I agree with all the points raised by the noble Baronesses, Lady Jolly and Lady Williams, but it is not sufficient to say that there will be a review in 2014. At this late stage, I invite them to join us in the Lobbies tonight. I could not disagree with anything that either noble Baroness has said. They tore apart the regulations. Will they not join us tonight?
I was amazed by the remarks of the noble Baroness, Lady Cumberlege. She came to the health service, as did I, through local government. Local government is having to take some immensely tough decisions. Having a local authority councillor around the board table of a CCG would help legitimise its decisions and help tie in the local authority with difficult decisions that have to be made. Excluding them is a huge mistake. I do not understand—clearly, the department forgot them—why elected police commissioners are deemed worthy of service on a CCG board when elected MPs and councillors are not. When my noble friend Lord Prescott is duly elected a police commissioner in a few weeks’ time, as one hopes, he will be eligible to serve on the whole clinical commissioning group, but no MP and no councillor. These are some of the most nonsensical regulations that I have ever seen.

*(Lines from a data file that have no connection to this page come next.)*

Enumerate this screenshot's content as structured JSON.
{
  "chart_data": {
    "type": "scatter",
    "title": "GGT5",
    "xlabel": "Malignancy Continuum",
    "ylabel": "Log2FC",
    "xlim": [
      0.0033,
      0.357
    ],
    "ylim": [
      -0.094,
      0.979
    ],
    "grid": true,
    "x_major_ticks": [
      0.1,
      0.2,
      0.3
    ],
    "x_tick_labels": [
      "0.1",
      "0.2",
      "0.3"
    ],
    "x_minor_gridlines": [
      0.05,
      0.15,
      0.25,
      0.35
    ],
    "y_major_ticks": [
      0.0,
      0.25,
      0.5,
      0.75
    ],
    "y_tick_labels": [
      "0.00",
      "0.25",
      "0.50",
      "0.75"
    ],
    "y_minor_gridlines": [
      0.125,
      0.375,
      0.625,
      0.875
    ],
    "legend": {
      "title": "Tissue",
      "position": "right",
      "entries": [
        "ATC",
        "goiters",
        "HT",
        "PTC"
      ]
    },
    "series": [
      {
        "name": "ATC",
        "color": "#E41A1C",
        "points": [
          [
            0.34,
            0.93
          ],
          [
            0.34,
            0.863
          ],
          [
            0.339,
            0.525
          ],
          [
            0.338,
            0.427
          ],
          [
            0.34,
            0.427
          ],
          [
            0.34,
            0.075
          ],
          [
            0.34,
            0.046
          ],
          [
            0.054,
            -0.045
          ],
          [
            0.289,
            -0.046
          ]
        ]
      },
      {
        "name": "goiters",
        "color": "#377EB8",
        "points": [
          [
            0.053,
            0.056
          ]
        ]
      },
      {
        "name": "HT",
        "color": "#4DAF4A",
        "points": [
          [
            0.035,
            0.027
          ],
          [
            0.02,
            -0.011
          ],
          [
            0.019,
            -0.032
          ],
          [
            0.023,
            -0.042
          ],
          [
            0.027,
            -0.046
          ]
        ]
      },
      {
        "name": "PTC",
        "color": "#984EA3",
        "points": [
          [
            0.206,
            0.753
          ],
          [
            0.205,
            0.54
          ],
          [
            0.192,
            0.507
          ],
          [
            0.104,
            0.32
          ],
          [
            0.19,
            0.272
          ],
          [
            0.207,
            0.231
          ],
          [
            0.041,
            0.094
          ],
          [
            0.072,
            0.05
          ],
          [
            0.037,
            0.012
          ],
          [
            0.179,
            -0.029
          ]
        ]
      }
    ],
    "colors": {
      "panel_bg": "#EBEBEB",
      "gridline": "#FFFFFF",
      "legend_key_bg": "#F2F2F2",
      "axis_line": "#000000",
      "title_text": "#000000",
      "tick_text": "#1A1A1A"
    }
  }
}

The Minister said that we should not worry because local authority councillors, local doctors and local nurses can serve on the committees of a CCG—no conflict of interest there—but they cannot serve on the board. However, the board is the sovereign decision-making body of the CCG. I would have thought that most clinical commissioning groups would have wanted to have local expertise, whether it is local authority representation, a doctor or a nurse.
The Minister then said that these are only minimum requirements. Well, Schedule 4 states:
“Individuals excluded from being lay members of CCG governing bodies … An employee of a local authority in England and Wales or of any equivalent body in Scotland or Northern Ireland … A chairman, director, governor, member or employee of an NHS foundation trust”.
Excluding a chairman, director or governor of a foundation trust is fair enough, but a member? My trust has 100,000 members. Patients are automatically enrolled in membership of my trust unless they decide to opt out. We are talking about 100,000 people living in the catchment area of my hospital who are not allowed to be lay members of a CCG. Surely they are the very people you would want to be lay members of a CCG.
My Lords, I am most grateful to the noble Earl for that enormously helpful clarification. The point is this: why should they not be statutory lay members of the CCG? There is no guarantee that CCGs will appoint any more lay members. I have yet to hear any rational explanation as to why this statutory instrument has been drafted in this way.
As we know, the noble Earl, Lord Howe, is a very fair man and always engages in debate. He will know that this statutory instrument has been ripped apart tonight. Even at this late hour, I ask him to withdraw the instrument. If he is not prepared to do so, I will test the opinion of the House.